No talking. Please, no talking.

Huh?

I’m having a lot of trouble dealing with talking today.

Reading and writing is completely different — it’s the talking that’s a problem for me. My brain is not in the mood to process vocalized thoughts. It’s in action mode, and when I’m “seeing” in my head all the steps I have to go through, someone talking to me really disrupts my thought process and irritates the living daylights out of me.

I just don’t feel like I have the bandwidth — no, it’s more than that. I don’t feel like devoting the bandwidth to verbal discussion. If someone wants to talk to me, they can write it down or draw me a picture.

It occurred to me this morning, while my spouse was talking and talking and talking about all the things we need to take care of, that some people just talk to make themselves feel better. They aren’t interested in communicating. They aren’t interested in listening. They aren’t even interested in making sense to anyone else. They just want to self-soothe with words, because it makes them feel better.

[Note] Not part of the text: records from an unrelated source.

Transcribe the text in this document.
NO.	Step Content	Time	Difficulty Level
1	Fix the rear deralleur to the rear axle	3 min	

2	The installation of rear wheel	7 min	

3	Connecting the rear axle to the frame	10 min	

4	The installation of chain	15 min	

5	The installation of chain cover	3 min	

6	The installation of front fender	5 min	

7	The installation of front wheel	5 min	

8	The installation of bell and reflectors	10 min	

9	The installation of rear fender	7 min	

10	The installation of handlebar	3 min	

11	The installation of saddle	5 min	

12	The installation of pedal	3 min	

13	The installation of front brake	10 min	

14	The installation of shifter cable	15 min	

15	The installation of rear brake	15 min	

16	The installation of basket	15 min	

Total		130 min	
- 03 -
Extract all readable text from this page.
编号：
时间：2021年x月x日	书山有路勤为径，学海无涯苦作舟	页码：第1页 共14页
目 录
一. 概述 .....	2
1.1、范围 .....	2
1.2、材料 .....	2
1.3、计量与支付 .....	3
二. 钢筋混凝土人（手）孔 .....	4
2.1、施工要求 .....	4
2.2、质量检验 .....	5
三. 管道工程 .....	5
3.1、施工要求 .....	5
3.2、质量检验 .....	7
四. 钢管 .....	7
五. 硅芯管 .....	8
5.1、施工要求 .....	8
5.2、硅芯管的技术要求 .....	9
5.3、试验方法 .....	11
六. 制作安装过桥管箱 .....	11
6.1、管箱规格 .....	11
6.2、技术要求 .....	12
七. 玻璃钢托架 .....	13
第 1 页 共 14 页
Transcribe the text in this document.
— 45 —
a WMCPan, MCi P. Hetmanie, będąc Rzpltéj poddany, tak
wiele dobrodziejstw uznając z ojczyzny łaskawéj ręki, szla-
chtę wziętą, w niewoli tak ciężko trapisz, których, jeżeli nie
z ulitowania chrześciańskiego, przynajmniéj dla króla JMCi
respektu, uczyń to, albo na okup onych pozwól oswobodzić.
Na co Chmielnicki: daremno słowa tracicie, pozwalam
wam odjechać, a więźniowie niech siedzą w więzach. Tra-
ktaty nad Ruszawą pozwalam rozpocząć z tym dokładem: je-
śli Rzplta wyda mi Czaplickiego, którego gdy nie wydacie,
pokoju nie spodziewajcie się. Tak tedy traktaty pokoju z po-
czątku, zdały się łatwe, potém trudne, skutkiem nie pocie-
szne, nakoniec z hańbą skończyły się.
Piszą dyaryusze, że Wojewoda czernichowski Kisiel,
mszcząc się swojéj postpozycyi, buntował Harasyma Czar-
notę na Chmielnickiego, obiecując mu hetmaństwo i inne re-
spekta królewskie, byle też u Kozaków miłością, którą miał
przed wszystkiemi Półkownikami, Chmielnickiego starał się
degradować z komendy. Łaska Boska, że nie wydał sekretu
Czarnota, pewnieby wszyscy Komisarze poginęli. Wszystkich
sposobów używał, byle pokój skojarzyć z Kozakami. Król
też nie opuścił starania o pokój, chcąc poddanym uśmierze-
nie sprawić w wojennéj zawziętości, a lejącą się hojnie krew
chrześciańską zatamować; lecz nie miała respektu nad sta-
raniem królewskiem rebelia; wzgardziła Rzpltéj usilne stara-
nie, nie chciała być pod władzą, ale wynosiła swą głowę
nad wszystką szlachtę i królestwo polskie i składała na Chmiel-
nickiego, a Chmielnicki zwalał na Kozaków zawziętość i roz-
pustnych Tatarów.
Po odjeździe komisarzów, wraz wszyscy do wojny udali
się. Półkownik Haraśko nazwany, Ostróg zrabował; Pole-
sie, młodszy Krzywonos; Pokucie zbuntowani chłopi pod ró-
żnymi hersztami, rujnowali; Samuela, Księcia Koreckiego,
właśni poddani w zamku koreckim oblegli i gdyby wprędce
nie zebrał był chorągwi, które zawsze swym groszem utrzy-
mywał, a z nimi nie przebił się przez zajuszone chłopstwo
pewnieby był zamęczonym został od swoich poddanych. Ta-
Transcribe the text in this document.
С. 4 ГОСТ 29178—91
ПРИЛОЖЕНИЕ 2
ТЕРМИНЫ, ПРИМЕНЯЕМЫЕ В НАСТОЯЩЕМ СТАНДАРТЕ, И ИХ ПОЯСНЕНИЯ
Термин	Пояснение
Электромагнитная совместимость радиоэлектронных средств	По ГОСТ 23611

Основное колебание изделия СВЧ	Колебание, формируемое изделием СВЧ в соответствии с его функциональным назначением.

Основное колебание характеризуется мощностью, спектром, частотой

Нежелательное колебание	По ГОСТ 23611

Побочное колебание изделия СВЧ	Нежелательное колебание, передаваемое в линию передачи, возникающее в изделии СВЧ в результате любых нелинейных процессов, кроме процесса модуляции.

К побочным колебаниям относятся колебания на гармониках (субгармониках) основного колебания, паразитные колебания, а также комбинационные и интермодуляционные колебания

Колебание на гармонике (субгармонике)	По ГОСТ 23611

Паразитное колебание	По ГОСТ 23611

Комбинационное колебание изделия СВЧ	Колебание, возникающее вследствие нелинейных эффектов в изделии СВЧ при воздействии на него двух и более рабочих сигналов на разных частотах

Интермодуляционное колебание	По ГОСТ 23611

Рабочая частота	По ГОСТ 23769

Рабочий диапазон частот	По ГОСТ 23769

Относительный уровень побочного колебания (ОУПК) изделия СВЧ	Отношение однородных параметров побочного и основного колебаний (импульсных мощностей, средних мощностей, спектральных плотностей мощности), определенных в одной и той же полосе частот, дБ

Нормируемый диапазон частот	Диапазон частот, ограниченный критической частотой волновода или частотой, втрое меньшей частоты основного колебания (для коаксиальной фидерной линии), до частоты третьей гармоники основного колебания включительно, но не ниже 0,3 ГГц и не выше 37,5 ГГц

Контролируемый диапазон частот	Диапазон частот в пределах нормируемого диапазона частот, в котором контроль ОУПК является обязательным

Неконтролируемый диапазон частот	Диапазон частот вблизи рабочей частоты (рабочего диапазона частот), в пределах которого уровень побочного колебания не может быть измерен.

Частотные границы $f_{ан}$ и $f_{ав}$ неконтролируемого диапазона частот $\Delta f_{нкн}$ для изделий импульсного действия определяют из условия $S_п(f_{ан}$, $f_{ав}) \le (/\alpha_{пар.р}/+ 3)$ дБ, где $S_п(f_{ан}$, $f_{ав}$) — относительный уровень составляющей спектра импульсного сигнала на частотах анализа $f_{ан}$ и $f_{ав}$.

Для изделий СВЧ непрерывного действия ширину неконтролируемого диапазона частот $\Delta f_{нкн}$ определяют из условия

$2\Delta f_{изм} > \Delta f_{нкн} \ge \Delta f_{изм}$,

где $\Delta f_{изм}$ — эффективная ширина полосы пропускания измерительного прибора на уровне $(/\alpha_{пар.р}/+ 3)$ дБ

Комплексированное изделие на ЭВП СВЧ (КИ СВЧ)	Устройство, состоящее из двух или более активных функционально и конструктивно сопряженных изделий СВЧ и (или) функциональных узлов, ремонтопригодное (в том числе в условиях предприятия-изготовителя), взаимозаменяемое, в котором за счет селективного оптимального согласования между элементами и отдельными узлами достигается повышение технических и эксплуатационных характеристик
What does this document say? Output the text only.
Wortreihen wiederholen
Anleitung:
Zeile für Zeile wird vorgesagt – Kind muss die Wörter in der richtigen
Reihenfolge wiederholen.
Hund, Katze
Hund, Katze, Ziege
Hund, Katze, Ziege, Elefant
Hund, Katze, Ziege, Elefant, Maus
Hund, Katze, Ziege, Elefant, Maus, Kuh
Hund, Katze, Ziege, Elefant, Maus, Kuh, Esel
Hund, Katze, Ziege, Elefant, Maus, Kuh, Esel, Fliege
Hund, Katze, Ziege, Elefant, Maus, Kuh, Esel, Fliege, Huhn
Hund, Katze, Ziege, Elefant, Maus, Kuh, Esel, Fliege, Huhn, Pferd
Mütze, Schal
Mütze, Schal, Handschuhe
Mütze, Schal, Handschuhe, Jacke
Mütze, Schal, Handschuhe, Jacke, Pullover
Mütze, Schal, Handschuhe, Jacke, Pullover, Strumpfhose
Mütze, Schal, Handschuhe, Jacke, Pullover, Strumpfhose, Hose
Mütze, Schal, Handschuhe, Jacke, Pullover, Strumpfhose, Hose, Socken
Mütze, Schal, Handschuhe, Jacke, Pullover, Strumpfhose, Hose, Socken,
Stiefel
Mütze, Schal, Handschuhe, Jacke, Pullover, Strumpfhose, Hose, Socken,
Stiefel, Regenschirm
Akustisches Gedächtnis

Augh! Please. It’s so frustrating and irritating and counter-productive. Talking should be reserved for communicating ideas that need to be acted upon or processed by both people, not just soothing the frazzled nerves of the person speaking. It’s really inconsiderate and narcissistic to go on and on, without regard for anyone except yourself. It’s all about your nerves, your anxiety, your pain — not about anything necessary or productive or useful for anyone else.

Anyway, that’s my little rant for the morning. I’m having a good morning, actually — very quiet, aside from the chatter. And I’m working from home today, so we can go pick up the new car we got.

It’s all good.

Quiet is nice.

Onward.

 

Author: brokenbrilliant

I am a long-term multiple (mild) Traumatic Brain Injury (mTBI or TBI) survivor who experienced assaults, falls, car accidents, sports-related injuries in the 1960s, '70s, '80s, and '90s. My last mild TBI was in 2004, but it was definitely the worst of the lot. I never received medical treatment for my injuries, some of which were sports injuries (and you have to get back in the game!), but I have been living very successfully with cognitive/behavioral (social, emotional, functional) symptoms and complications since I was a young kid. I’ve done it so well, in fact, that virtually nobody knows that I sustained those injuries… and the folks who do know, haven’t fully realized just how it’s impacted my life. It has impacted my life, however. In serious and debilitating ways. I’m coming out from behind the shields I’ve put up, in hopes of successfully addressing my own (invisible) challenges and helping others to see that sustaining a TBI is not the end of the world, and they can, in fact, live happy, fulfilled, productive lives in spite of it all.

3 thoughts on “No talking. Please, no talking.”

  1. I am that talker, sometimes, I also “know” that talker. There are times when I just keep on talking because I need to feel “heard.” It may appear to be self-soothing, but consider whether it might be someone signalling that they need a real response: some real focus and attention.

    When my daughter was in second grade and I was a mad computer programmer working night and day from home, she suddenly stopped talking, and would stand next to my chair, frantically trying to communicate in sign language. Slowly it dawned on me that she wanted me to LOOK at her.